(The Center Square) – Shake Shack announced the pending closure of nine locations nationwide, six of which are in California, writing, “These Shacks are not projected to provide acceptable returns in the foreseeable future,” in a SEC filing.
While Shake Shack did not respond to requests for comment regarding the impact of California’s $20 per hour fast food minimum wage that took effect earlier this year, high commercial rents combined now with even higher labor costs have driven other fast food chains, including Rubio’s and Blaze Pizza to shutter stores.
“These closings are expected to optimize the Company’s footprint in these states and maximize profitable growth moving forward, and are not anticipated to impact the Company’s plans to open additional Shacks in these states,” wrote the company in its SEC filing. “The Company currently does not anticipate closing any additional Shacks based on this evaluation for the foreseeable future.”
California Gov. Gavin Newsom’s office says fast food hiring is up, claiming 11,000 fast food jobs have been added since the new minimum wage went into place on April 1, 2024.

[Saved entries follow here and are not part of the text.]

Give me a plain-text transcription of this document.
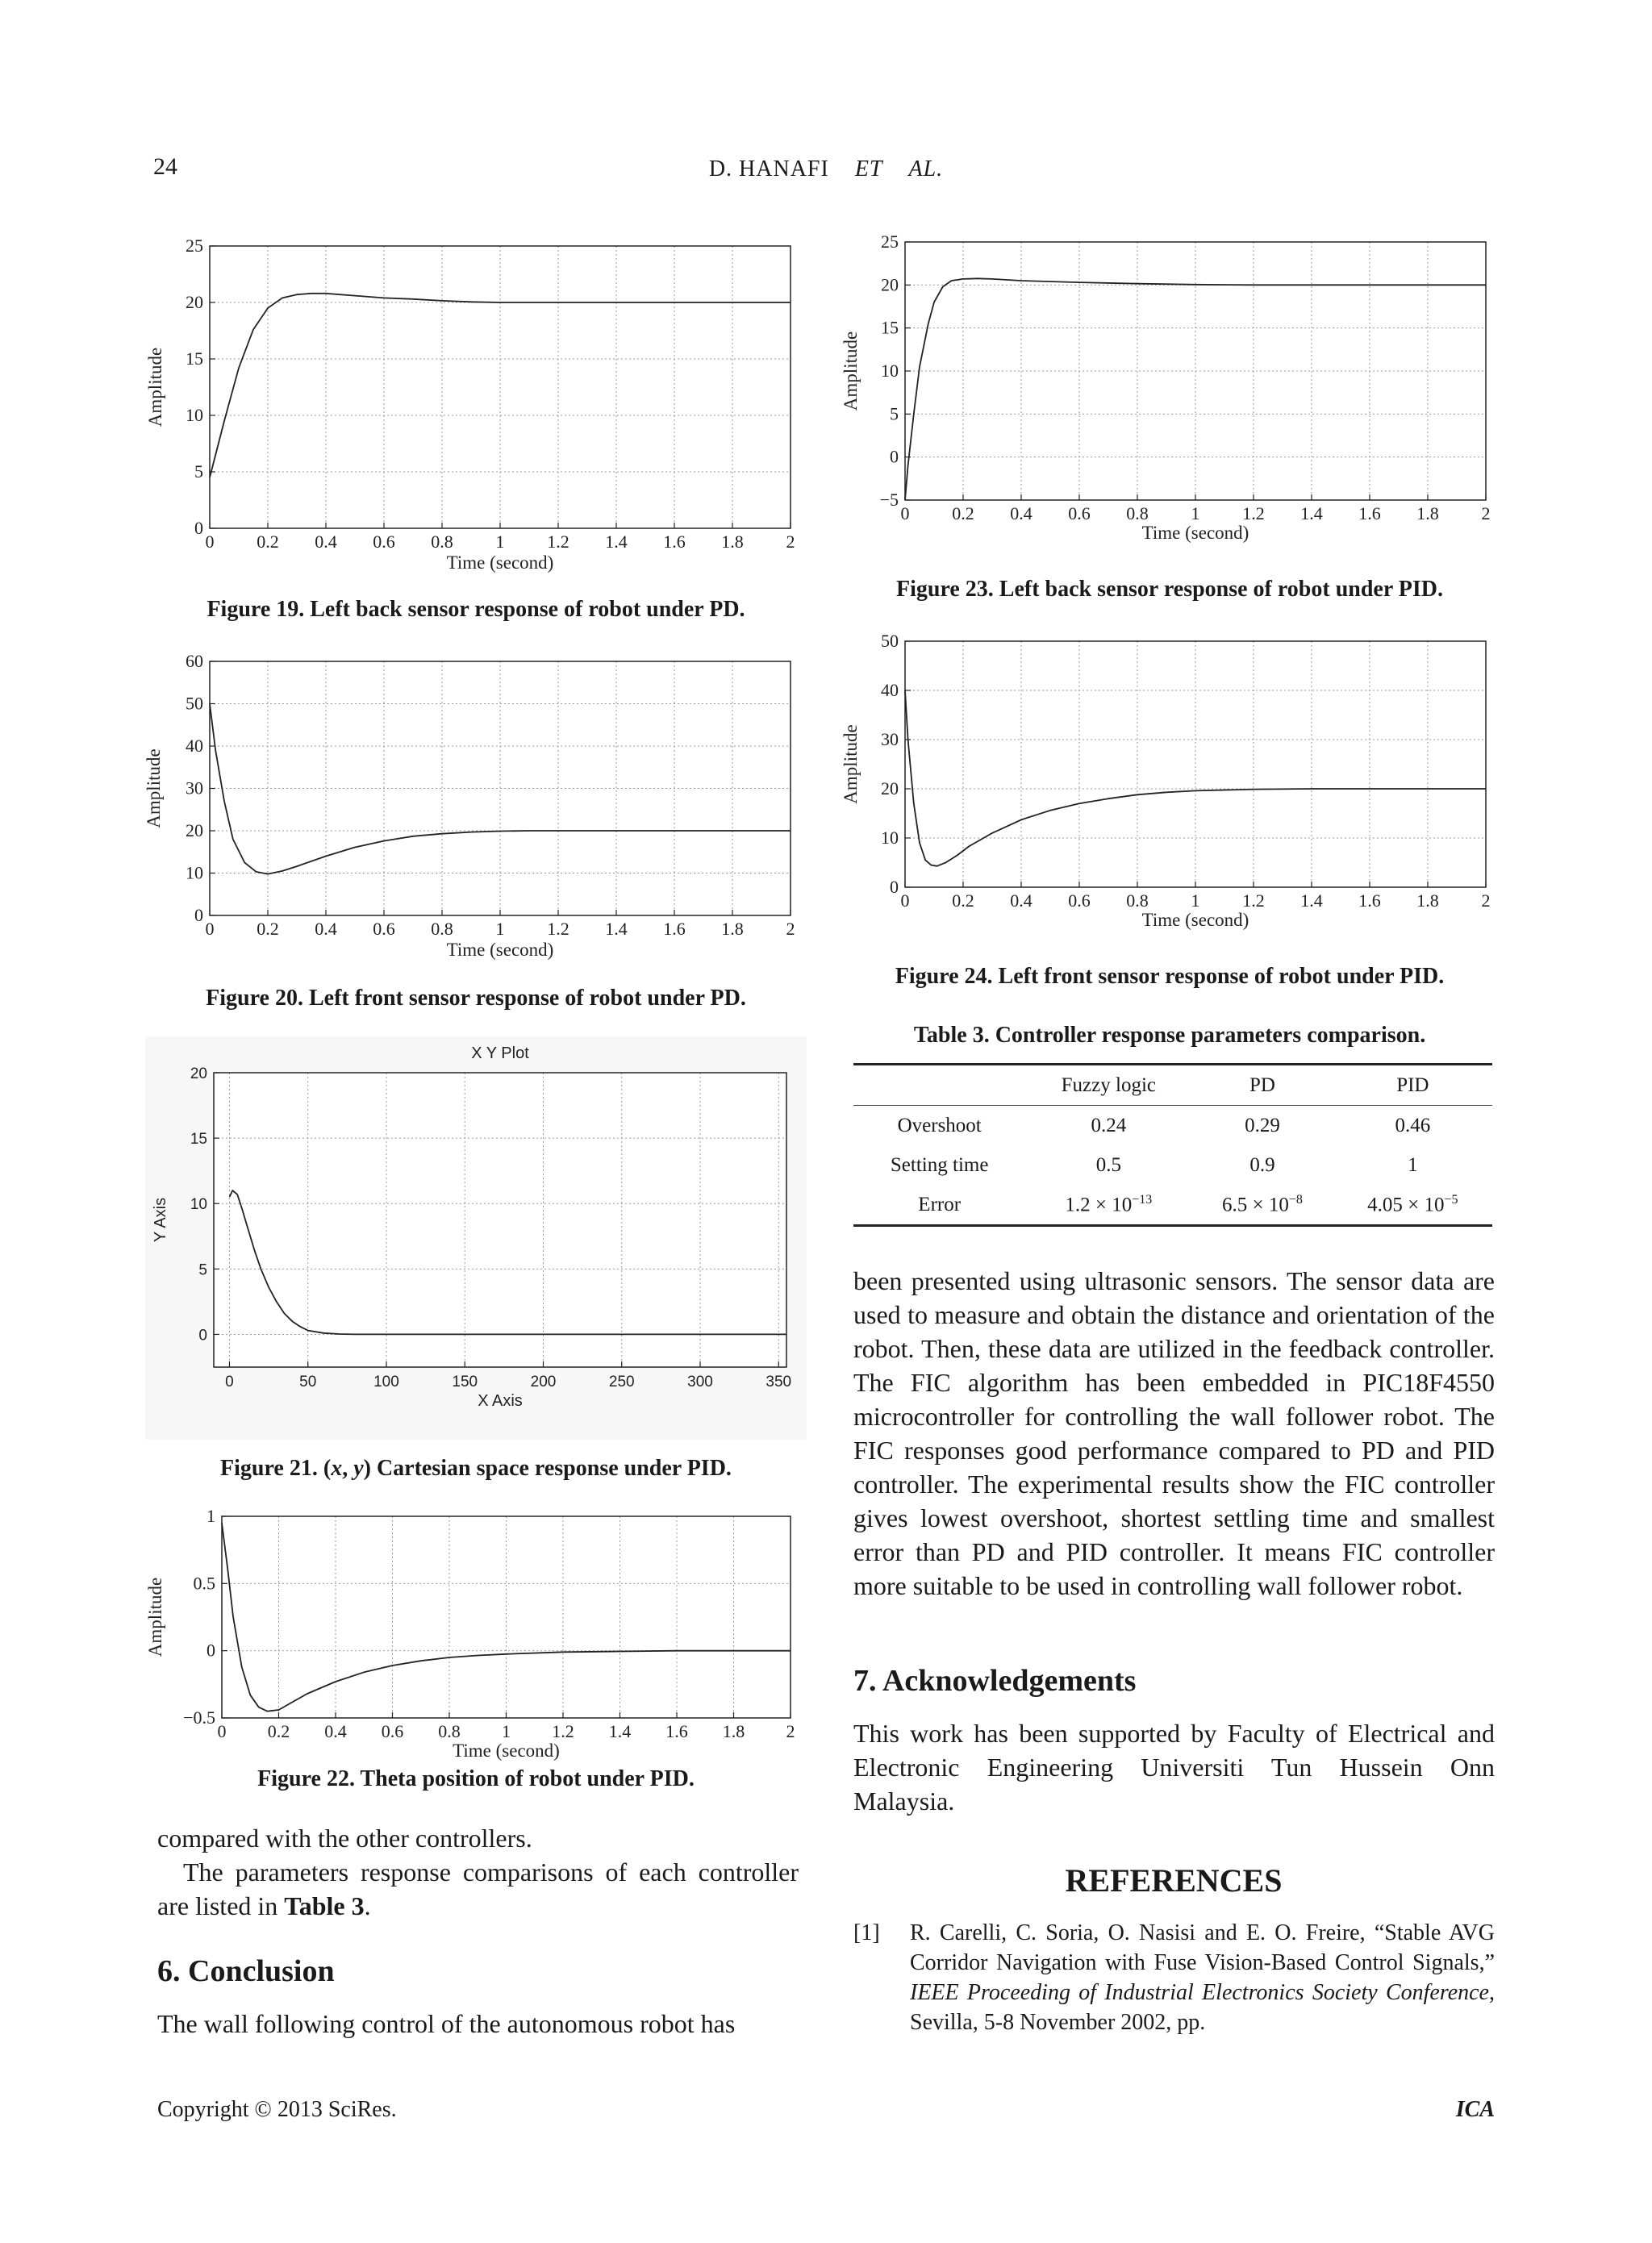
24	D. HANAFI ET AL.
0 0.2 0.4 0.6 0.8 1 1.2 1.4 1.6 1.8 2
0
5
10
15
20
25
Time (second)
Amplitude
Figure 19. Left back sensor response of robot under PD.
0 0.2 0.4 0.6 0.8 1 1.2 1.4 1.6 1.8 2
0
10
20
30
40
50
60
Time (second)
Amplitude
Figure 20. Left front sensor response of robot under PD.
0	50	100	150	200	250	300	350
0
5
10
15
20
X Axis
Y Axis
X Y Plot
Figure 21. (x, y) Cartesian space response under PID.
0 0.2 0.4 0.6 0.8 1 1.2 1.4 1.6 1.8 2
−0.5
0
0.5
1
Time (second)
Amplitude
Figure 22. Theta position of robot under PID.
0 0.2 0.4 0.6 0.8 1 1.2 1.4 1.6 1.8 2
−5
0
5
10
15
20
25
Time (second)
Amplitude
Figure 23. Left back sensor response of robot under PID.
0 0.2 0.4 0.6 0.8 1 1.2 1.4 1.6 1.8 2
0
10
20
30
40
50
Time (second)
Amplitude
Figure 24. Left front sensor response of robot under PID.
Table 3. Controller response parameters comparison.
	Fuzzy logic	PD	PID
Overshoot	0.24	0.29	0.46
Setting time	0.5	0.9	1
Error	$1.2 \times 10^{-13}$	$6.5 \times 10^{-8}$	$4.05 \times 10^{-5}$

compared with the other controllers.

The parameters response comparisons of each controller are listed in Table 3.

6. Conclusion

The wall following control of the autonomous robot has

been presented using ultrasonic sensors. The sensor data are used to measure and obtain the distance and orientation of the robot. Then, these data are utilized in the feedback controller. The FIC algorithm has been embedded in PIC18F4550 microcontroller for controlling the wall follower robot. The FIC responses good performance compared to PD and PID controller. The experimental results show the FIC controller gives lowest overshoot, shortest settling time and smallest error than PD and PID controller. It means FIC controller more suitable to be used in controlling wall follower robot.

7. Acknowledgements

This work has been supported by Faculty of Electrical and Electronic Engineering Universiti Tun Hussein Onn Malaysia.

REFERENCES
[1] R. Carelli, C. Soria, O. Nasisi and E. O. Freire, “Stable AVG Corridor Navigation with Fuse Vision-Based Control Signals,” IEEE Proceeding of Industrial Electronics Society Conference, Sevilla, 5-8 November 2002, pp.
Copyright © 2013 SciRes.	ICA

“What’s good for workers is good for business, and as California’s fast food industry continues booming every single month our workers are finally getting the pay they deserve,” said Newsom in a statement earlier this month announcing the hiring numbers. “Despite those who pedaled lies about how this would doom the industry, California’s economy and workers are again proving them wrong.”
Shake Shack told Restaurant Business these are the chain’s first non-construction-related store closures. With hundreds of national locations, the closures are not a major downsize; those working at the six California, two Texas, and Ohio stores shutting down have been offered transfers or compensation packages of up to 60 days of pay, the filing stated.